Selain itu Prof Syamsul Anwar mengungkapkan alasan kenapa dalam perhitungan hisab hakiki wujudul hilal menggunakan nol derajat, karena Indonesia berada di zona daerah timur bumi GMT +7 yang artinya 7 jam mendahului GMT. “Jika kita terlalu tinggi maka kita akan terlambat memasuki bulan baru dan rendah di timur penting untuk penyatuan kalender Islam secara global,” pungkasnya.

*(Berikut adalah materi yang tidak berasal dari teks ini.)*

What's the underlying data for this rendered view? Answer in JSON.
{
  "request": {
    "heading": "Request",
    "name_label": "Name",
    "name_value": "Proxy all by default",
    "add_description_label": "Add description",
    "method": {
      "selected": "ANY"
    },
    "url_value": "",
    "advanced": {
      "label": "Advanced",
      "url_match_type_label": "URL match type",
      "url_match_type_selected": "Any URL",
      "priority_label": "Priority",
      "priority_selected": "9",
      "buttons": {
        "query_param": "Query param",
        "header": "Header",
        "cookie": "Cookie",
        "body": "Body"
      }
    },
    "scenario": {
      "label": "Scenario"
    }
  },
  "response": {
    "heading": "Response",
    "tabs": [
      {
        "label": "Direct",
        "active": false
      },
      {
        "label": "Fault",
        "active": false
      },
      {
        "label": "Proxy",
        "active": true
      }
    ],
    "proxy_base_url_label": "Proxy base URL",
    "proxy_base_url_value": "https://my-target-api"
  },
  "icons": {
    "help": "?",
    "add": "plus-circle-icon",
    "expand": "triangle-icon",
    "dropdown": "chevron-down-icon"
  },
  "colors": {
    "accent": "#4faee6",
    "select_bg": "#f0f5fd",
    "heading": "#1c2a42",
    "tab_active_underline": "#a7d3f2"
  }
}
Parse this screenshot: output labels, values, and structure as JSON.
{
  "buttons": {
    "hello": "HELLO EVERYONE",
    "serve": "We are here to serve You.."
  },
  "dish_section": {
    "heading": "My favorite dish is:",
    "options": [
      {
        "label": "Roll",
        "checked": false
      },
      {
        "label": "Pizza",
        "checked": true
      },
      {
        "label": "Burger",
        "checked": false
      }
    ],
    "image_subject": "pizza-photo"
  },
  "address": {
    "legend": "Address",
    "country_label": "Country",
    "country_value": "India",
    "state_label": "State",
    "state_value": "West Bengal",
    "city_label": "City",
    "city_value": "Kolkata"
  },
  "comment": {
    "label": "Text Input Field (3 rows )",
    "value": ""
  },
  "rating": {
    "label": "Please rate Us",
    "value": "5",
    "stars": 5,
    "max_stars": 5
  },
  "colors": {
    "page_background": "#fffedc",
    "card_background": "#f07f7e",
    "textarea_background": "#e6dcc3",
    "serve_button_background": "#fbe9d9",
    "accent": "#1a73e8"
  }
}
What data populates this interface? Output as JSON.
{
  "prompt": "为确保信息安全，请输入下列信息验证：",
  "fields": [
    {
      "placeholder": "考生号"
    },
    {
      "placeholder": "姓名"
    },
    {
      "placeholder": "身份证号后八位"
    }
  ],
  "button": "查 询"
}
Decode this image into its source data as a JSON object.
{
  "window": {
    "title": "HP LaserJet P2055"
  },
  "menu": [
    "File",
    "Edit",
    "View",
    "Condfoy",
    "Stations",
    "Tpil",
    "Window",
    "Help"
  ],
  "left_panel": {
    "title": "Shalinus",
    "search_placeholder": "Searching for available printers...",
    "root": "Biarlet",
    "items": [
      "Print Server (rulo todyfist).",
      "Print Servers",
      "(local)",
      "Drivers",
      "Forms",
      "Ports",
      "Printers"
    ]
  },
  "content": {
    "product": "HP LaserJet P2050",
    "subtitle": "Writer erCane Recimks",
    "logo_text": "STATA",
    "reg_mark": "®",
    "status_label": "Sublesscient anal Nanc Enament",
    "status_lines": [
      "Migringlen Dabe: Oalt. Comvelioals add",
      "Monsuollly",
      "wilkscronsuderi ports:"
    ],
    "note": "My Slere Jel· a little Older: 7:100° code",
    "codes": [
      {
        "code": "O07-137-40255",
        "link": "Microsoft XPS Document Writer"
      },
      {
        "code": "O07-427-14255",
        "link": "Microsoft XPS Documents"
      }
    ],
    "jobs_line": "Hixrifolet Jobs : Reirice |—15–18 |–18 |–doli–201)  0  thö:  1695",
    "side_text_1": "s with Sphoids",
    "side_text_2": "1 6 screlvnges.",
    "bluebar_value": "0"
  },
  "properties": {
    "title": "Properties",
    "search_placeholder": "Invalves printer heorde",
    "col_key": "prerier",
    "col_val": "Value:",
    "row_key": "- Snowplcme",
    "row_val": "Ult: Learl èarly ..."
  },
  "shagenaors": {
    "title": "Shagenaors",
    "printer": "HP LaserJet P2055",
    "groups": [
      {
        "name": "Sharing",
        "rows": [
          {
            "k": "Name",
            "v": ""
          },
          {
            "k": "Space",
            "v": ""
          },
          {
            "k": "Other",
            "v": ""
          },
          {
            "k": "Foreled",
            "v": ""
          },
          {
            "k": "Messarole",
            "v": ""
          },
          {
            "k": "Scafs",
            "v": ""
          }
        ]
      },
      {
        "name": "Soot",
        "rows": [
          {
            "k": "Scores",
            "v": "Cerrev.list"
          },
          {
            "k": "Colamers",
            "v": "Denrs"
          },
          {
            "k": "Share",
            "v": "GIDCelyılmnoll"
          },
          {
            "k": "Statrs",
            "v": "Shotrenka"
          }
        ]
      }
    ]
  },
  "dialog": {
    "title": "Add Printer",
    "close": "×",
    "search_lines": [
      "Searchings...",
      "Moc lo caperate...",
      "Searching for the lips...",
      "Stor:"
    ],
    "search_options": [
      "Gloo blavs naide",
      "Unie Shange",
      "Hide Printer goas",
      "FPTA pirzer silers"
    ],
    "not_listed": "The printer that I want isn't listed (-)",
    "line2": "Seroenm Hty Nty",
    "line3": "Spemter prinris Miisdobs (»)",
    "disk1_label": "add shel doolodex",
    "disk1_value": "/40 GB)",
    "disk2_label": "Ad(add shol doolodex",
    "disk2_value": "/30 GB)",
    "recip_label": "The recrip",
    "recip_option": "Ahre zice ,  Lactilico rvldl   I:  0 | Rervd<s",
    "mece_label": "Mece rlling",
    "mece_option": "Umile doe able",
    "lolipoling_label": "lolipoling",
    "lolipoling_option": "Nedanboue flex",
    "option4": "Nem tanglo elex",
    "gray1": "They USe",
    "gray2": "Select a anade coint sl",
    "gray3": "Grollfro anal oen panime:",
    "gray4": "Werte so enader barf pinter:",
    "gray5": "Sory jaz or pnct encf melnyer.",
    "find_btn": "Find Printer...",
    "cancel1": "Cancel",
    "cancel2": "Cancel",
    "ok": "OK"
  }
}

Ketua Umum PP Muhammadiyah Prof Haedar Nashir menyampaikan melalui hisab hakiki wujudul hilal prinsipnya pada keberadaan atau wujudnya. “Hilal nol derajat sampai berapa pun itulah yang dipakai oleh Muhammadiyah. Maka jangan ditanyakan berapa derajatnya untuk menentukan karena dari nol sampai sekian,” ungkapnya dalam

Bagi Muhammadiyah, tidak bisa melihat atau tidak tampak belum tentu bahwa hilal tidak ada. Hal ini bisa diibaratkan suatu benda tidak bisa terlihat karena terhalang oleh benda lain ataupun karena kendala cuaca dan kendala teknologi.

Kemudahan lainnya yaitu bisa dipastikan jauh sebelumnya seperti masyarakat mengikuti tanggal kalender.

“Maka Muhammadiyah mengusulkan agar kita lebih sama ke depannya dengan kalender global atau kalender internasional. Dengan hisab kita bisa menghitung 50 sampai 100 tahun ke depan,” ungkapnya.